Monday, April 4, 2016

C is for Critique

Just so you know, I had the HARDEST time coming up with a post topic that wasn't "Cookie". That fuzzy blue monster has ruined me for the letter C.

After making an absurdly long list that mostly didn't appeal to me because I didn't feel like I had anything to talk about (or were just silly. Like Cake, because screw you, cookies.*)

I can, however, talk about critiques, because I've been wading into the pool for the past, what, two years now? Yeah, it was two years ago that I joined my critique group, and you know, I'm still learning how to do it. Not right, there isn't really a right way to critique, but best, in ways that gives useful feedback to the person receiving critiques. I've gotten decent at query critiquing, but not quite good enough to come out with a perfect draft of my own. Plus side, the critiques I've received have been positive, but I'm not quite there yet. 

For larger crit, though, one thing I've noticed is everyone seems to notice different things while critiquing.

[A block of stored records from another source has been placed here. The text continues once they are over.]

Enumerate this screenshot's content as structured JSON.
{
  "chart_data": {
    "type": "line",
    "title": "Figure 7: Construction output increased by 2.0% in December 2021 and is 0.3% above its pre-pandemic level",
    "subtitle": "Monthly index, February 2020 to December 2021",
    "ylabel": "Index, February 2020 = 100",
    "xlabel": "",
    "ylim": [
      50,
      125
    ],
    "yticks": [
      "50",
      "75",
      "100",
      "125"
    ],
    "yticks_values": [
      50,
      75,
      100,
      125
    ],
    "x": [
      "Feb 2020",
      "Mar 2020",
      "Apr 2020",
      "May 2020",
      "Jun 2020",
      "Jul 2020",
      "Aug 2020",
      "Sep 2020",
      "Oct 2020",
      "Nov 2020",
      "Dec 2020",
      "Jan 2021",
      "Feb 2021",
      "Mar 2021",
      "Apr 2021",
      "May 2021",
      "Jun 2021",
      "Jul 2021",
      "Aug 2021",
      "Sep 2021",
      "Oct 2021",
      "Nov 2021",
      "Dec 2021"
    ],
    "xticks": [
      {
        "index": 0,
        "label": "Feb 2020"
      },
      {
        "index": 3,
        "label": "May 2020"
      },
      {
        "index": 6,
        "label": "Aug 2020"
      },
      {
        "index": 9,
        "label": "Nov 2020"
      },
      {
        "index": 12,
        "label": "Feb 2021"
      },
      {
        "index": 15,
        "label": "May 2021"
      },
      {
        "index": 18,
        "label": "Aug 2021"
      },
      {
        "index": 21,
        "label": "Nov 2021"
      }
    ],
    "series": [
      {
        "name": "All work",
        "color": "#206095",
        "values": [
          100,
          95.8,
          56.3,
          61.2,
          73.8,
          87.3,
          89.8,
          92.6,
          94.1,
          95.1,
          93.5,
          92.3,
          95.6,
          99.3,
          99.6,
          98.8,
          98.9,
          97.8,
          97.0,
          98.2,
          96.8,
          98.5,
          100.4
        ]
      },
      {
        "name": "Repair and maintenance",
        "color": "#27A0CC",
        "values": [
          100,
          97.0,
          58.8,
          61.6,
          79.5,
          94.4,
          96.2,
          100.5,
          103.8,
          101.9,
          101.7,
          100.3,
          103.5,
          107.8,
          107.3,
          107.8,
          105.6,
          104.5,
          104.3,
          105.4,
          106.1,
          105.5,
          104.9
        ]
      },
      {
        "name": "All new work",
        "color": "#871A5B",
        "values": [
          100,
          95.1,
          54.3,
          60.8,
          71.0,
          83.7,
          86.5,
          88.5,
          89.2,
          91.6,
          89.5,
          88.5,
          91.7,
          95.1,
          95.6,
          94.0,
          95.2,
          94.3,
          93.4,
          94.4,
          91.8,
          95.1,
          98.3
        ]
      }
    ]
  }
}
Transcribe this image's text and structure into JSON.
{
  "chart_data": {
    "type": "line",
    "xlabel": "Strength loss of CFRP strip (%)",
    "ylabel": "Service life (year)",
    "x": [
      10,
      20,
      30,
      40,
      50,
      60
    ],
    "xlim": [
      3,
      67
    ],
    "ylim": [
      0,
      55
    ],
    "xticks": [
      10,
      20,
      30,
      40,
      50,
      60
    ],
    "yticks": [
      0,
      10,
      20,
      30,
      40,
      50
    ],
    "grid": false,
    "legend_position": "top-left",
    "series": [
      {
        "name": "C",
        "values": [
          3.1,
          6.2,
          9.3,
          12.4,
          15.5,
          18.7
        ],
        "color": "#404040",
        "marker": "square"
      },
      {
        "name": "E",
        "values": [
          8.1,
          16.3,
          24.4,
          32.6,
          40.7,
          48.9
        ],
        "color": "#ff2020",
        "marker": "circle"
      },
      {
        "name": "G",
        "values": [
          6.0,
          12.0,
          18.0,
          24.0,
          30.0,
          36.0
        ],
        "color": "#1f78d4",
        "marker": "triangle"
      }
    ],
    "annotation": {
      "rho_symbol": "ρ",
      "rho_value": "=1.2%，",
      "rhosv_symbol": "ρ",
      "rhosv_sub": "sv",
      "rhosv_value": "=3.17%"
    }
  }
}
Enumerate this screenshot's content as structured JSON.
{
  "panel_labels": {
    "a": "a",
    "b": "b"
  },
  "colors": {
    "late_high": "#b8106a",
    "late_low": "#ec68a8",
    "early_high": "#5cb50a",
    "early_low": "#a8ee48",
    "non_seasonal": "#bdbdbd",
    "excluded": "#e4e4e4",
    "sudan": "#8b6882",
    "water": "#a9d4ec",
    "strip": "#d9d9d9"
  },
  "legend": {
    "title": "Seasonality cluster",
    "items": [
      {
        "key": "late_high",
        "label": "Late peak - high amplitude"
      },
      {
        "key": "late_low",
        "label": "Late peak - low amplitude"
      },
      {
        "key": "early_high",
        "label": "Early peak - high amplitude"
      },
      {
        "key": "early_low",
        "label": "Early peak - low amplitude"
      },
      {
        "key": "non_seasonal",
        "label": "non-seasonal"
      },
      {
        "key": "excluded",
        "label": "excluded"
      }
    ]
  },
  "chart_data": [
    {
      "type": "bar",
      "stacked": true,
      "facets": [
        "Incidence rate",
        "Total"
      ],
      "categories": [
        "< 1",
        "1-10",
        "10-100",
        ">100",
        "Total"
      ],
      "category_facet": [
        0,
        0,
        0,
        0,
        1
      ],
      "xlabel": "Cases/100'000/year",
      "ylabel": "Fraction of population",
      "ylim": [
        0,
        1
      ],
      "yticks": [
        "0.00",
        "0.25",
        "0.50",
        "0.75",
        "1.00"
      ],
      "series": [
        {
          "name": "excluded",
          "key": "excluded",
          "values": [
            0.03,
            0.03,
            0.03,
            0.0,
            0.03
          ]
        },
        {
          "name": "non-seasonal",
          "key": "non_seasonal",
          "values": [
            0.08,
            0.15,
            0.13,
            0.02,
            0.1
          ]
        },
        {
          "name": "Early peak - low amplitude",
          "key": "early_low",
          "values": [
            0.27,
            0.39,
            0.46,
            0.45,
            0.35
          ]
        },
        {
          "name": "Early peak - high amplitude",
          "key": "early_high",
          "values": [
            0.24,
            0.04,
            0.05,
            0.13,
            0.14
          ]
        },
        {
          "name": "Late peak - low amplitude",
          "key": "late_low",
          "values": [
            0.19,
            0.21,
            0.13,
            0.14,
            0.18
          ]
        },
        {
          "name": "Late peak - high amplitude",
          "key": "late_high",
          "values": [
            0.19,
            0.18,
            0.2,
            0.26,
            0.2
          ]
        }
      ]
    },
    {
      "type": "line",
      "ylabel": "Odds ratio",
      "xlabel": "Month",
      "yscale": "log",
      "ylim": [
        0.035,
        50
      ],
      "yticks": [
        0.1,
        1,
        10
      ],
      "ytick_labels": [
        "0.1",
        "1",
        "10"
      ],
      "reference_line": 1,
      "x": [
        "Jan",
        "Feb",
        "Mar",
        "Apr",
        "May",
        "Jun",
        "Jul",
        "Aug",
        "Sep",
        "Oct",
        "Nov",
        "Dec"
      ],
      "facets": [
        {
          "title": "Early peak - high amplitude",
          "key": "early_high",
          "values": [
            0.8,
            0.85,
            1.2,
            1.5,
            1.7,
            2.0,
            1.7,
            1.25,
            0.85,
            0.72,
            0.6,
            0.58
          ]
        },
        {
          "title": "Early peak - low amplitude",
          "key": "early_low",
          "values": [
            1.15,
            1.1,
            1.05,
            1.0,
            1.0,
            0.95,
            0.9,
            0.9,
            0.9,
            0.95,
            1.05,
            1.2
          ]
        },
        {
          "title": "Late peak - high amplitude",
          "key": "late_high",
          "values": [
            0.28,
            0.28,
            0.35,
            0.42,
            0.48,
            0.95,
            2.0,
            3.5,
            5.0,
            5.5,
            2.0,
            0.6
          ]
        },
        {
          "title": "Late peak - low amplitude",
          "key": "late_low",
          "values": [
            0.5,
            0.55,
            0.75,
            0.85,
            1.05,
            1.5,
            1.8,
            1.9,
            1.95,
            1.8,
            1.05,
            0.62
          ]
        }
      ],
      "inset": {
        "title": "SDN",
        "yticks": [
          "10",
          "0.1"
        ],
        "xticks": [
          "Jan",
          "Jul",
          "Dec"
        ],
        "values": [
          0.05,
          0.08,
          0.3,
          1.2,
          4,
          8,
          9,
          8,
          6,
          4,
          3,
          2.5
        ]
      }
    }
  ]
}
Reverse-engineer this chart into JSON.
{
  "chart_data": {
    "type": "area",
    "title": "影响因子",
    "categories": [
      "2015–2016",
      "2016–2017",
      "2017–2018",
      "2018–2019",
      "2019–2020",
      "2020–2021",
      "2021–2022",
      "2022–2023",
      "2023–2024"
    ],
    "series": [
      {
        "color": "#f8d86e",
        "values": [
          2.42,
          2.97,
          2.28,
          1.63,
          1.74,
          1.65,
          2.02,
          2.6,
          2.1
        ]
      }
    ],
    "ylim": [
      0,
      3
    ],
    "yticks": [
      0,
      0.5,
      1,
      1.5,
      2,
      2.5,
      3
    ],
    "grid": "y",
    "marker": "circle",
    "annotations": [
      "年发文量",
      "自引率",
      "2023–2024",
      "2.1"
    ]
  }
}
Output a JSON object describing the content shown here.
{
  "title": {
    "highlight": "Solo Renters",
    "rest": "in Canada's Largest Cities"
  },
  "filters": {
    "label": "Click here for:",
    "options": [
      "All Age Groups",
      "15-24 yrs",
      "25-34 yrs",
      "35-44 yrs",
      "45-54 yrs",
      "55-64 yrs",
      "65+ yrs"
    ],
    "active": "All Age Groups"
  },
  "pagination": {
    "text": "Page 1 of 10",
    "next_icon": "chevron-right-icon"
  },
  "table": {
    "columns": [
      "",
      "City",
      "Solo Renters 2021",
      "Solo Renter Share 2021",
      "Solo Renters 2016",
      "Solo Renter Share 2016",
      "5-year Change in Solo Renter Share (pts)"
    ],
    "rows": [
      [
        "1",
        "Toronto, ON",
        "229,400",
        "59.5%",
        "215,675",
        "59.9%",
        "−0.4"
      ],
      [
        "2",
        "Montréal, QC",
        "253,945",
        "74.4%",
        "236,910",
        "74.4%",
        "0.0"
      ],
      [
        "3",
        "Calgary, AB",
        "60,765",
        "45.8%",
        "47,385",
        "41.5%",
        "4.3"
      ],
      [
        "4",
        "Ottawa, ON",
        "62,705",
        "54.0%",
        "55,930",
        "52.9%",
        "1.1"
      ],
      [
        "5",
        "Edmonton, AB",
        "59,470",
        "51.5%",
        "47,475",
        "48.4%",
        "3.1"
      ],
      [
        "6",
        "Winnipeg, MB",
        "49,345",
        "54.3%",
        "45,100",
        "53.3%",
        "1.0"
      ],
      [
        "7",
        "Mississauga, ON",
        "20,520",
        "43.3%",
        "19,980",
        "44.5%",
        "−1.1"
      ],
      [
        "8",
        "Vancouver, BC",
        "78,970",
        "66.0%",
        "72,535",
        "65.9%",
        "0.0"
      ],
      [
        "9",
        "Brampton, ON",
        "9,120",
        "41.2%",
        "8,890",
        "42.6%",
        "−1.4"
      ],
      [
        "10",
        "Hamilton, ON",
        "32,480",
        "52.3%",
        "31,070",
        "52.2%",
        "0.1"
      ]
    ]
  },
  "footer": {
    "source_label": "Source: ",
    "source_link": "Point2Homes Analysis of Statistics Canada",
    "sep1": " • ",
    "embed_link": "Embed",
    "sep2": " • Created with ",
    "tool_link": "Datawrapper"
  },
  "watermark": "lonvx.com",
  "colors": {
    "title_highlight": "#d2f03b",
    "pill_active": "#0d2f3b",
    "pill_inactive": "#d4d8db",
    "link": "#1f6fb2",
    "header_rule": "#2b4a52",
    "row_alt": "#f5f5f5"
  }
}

Some people are more naturally editors while others are proofreaders. Many of my companions are excellent at finding the big picture problems. They can see the whole garden and tell you where you screwed up the feng shui. I am not one of these people. I'll notice the one sentence that's confusing, the red tulip in the bed of yellows. When someone else points out the bigger issues, I can see them, but finding them myself? Not happening. It's why, right now, I'm depending on beta readers for Business of Being Dead. Because no matter how much I study other people's feng shui analysis, I feel like I'm still just standing here looking at the red tulip.

*I didn't mean it, cookies. I love you.

1 comment:

  1. Nothing wrong with red tulips. Everyone has their weak spots. It's going to take time to round out your skills, as such stuff always does. I mean, how long have I been trying just to string together a coherent scene?

    In the mean time, you realize that yes, you may only notice low level stuff, but you're exceedingly good at it? You always pick up on inconsistencies, certain types of plot holes, and many grammar/factual things Al across an entire story which would escape others because they forgot from one scene to the next, or it just doesn't bother them. Don't undervalue that - cleaning up the red tulips really does make the work more professional looking. If you want an actual example, let's just say there were certain things in Blank that only you noticed, like the naming inconsistencies, the impartiality of a syringe vs. paste, and the brutality of a certain fight scene. In general, such things are my weak points because I always leave consistency and brutal real world detail for last. Because of that feedback, I was able to take better care when I wrote that scene straight off, so the first draft came out SO much better for it. We writers NEED our red tulip weeder-outers!

    When you're ready/if you want, I'd be glad to cast an eye over TBOBD and work ZEE FENG SHUI.